His message poured oil on troubled waters and, as the Asian trading session went on, equity markets recovered. Most Asian stock indices closed higher with the Hang Seng in Hong Kong swinging in one of the biggest ranges in its history.

The episode nonetheless has not helped the Trump administration's reputation among investors.

Peter Cardillo, chief market economist at broker and wealth manager Spartan Capital, told clients in his daily note: "It appears this administration is ever so confused as the president says one thing and [his] trade adviser says another.

"These types of uncertainties could lead to another round of unsettled markets in spite of the Fed's printing presses working at full speed."

A security guard wears a protective mask as he walks in the street on April 23, 2020 in Beijing, China
Image: The Chinese yuan wobbled against the US dollar following Mr Navarro's interview

And Kenny Tang Sing-hing, chief executive of the fund manager China Hong Kong Capital Asset Management, told the South China Morning Post: "US-China trade tensions will continue to roil the markets this year…there will continue to be some noise."

While the US-China trade deal lives on, though, the episode is also a pointer to the volatility that can be expected ahead of this autumn's US presidential election.
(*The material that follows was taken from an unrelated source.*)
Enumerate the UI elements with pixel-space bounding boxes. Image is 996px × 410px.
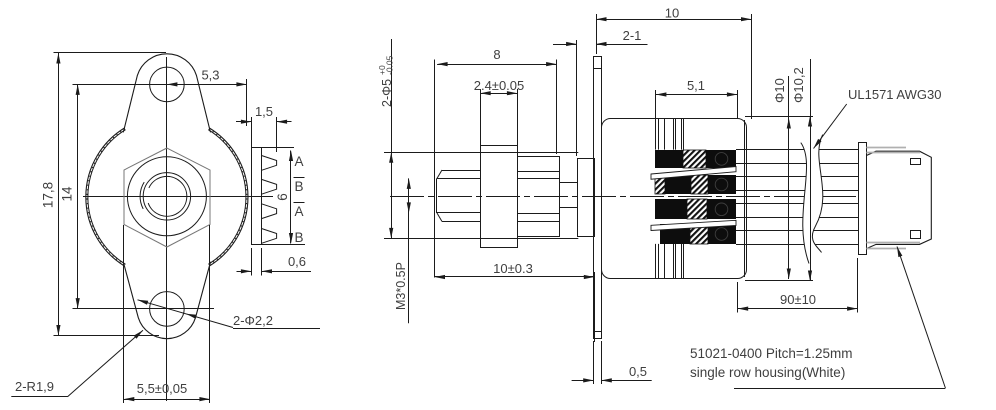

Lee Harman, currency analyst at the Japanese bank MUFG, said: "Last night's price action does highlight that the foreign exchange market remains sensitive to trade policy uncertainty. It remains a potential trigger for higher volatility."

Moreover, the two are deeply interconnected, with many political economists believing that Mr Trump needs a trade deal with the Chinese to help him secure victory in November - a view given more credence by the recent revelations from John Bolton, Mr Trump's former national security adviser, that the president sought help from Xi Jinping, China's president, to win re-election.

So, as the election draws closer, investors will be watching closely for signs that a deal is more or less likely. And mixed messaging from the administration is likely to trigger more upheaval.